The Benefit of Precision Medicine According to Christensen
Ultimately, Precision medicine will yield treatments that typically deliver treatment effects that are clinically significant with safety profiles that are favorable. Close to that, it will create a better selection of disease identification and targets of patient populations which will experience enhanced clinical outcomes. Another important aspect is that Precision Medicine will play a key role in selecting particular patients for treatment which will avoid adverse events that are drug related. The success of Precision Medicine is predictable particularly in the suitable selection of projects that in a big way benefit from its application thereby fulfilling these criteria:
- Evidence of downstream pharmacodynamic effects as the main consequences of target engagement.
- Strong data package of human biology with evidence that its modulation could likely produce a meaningful clinical effect and that drug target is a key driver of disease.
- Biomarkers prognostic of clinical benefit both for safety/toxicity and efficacy to allow associated diagnostic markers and population stratification if appropriate.
Personalized Medicine
Personalized medicine is defined by Christensen as the concept of knowing what works, why it works and specifically whom it works for in applying the knowledge for patients. It basically entails delivering predictive, participatory and proactive treatment to patients unlike today’s status quo. Personalized medicine uses very refined and sophisticated diagnostic testing to get to the specific diagnosis that is aligned with the involved person’s genetic makeup at the molecular stage. It is therefore the ability to determine the unique molecular characteristics of an individual and diagnose an individual’s disease more finely using the genetic distinctions while selecting treatments that increase chances of reducing the chances of unfavorable reactions.
How Personalized Medicine Differs from Precision Medicine
Personalized medicine is the combination of emerging molecular information with established clinical parameters to create diagnostic, preventive and therapeutic solutions which are tailored individually to the requirements of each patient. Personalized approaches therefore facilitate healthcare delivery that is more precise based on the specific molecular data. Precision medicine on the other hand has the potential to seemingly deliver certain very significant changes on health care such as: treatment, improving diagnosis and patient prognosis. The emergence of precision medicine is imminent as it has the ability to drive deeper structural changes in the delivery of health care (Ginsburg 228).

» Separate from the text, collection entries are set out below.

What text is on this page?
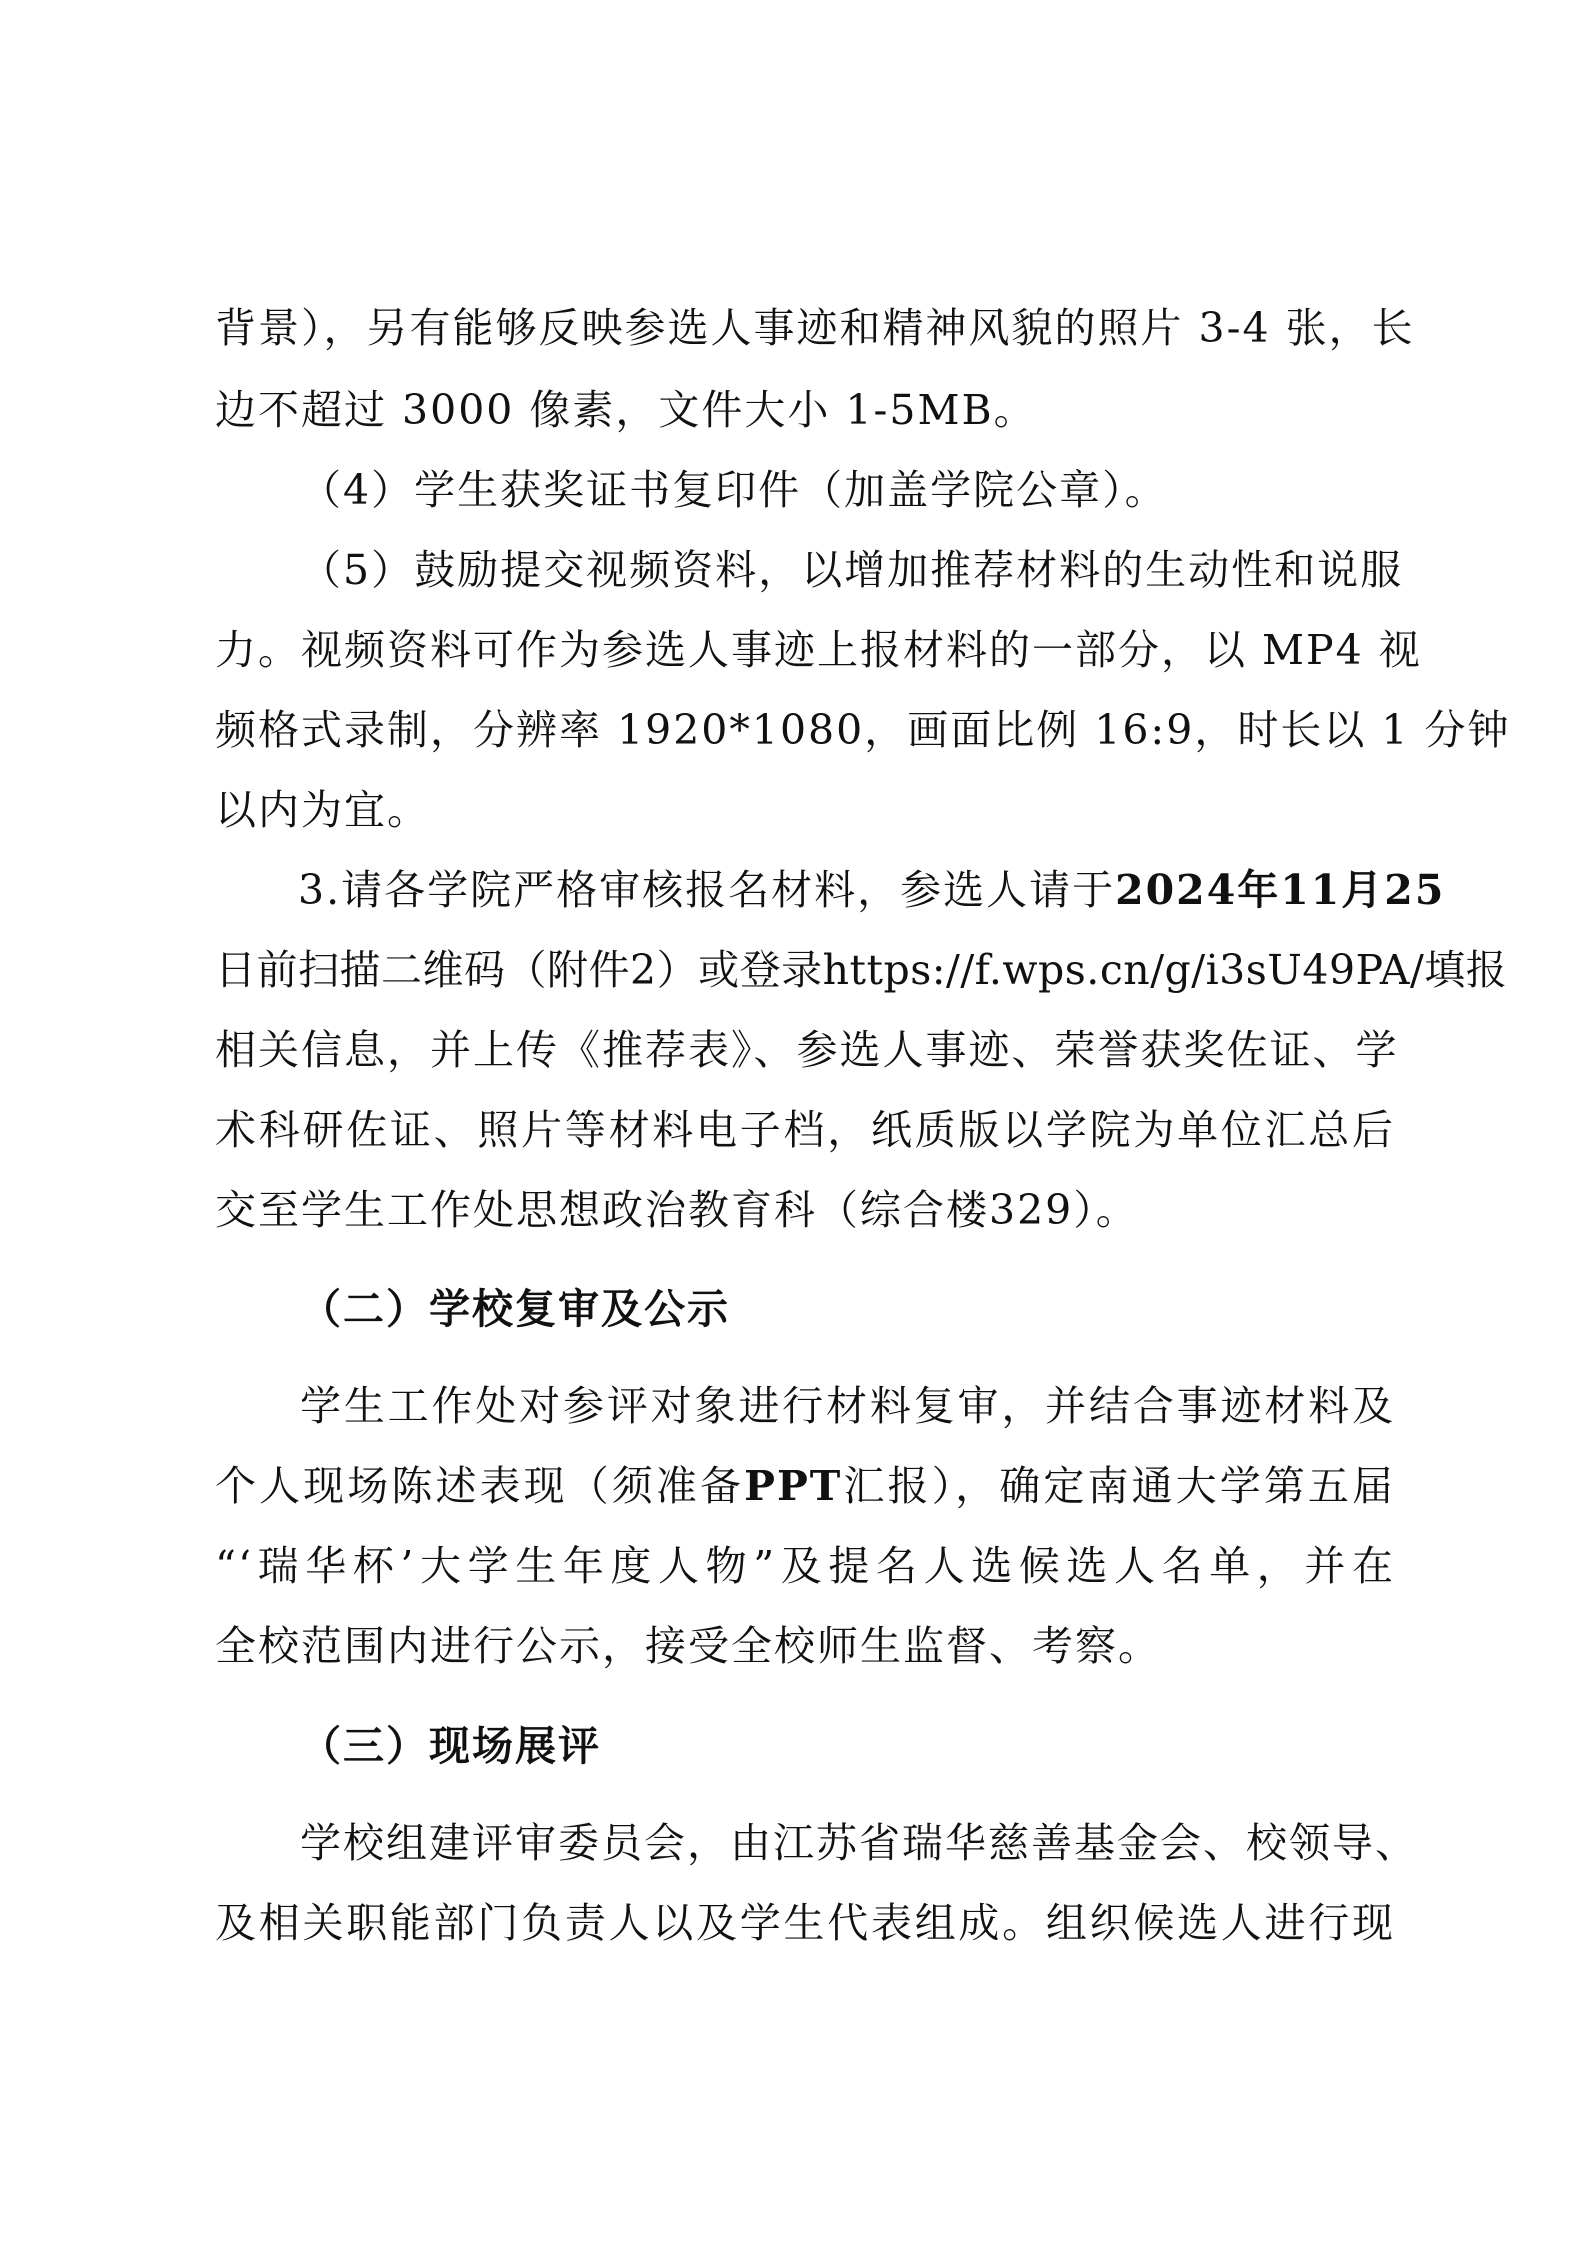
背景），另有能够反映参选人事迹和精神风貌的照片 3-4 张，长
边不超过 3000 像素，文件大小 1-5MB。
（4）学生获奖证书复印件（加盖学院公章）。
（5）鼓励提交视频资料，以增加推荐材料的生动性和说服
力。视频资料可作为参选人事迹上报材料的一部分，以 MP4 视
频格式录制，分辨率 1920*1080，画面比例 16:9，时长以 1 分钟
以内为宜。
3.请各学院严格审核报名材料，参选人请于2024年11月25
日前扫描二维码（附件2）或登录https://f.wps.cn/g/i3sU49PA/填报
相关信息，并上传《推荐表》、参选人事迹、荣誉获奖佐证、学
术科研佐证、照片等材料电子档，纸质版以学院为单位汇总后
交至学生工作处思想政治教育科（综合楼329）。
（二）学校复审及公示
学生工作处对参评对象进行材料复审，并结合事迹材料及
个人现场陈述表现（须准备PPT汇报），确定南通大学第五届
“‘瑞华杯’大学生年度人物”及提名人选候选人名单，并在
全校范围内进行公示，接受全校师生监督、考察。
（三）现场展评
学校组建评审委员会，由江苏省瑞华慈善基金会、校领导、
及相关职能部门负责人以及学生代表组成。组织候选人进行现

In addition to that, it improves the outcomes for patients. It has full potential to bring along significant efficiency savings thereby transforming health and saving money and lives of people.
Works Cited
Carey, Leeanne M. Stroke Rehabilitation: Insights from Neuroscience and Imaging. New York: Oxford University Press, 2012. Print.
Willard, Huntington F, and Geoffrey S. Ginsburg. Essentials of Genomic and Personalized Medicine. Amsterdam: Academic, 2010. Internet resource.
Ginsburg, Geoffrey S, and Huntington F. Willard. Genomic and Personalized Medicine. London: Elsevier/Academic Press, 2013. Internet resource.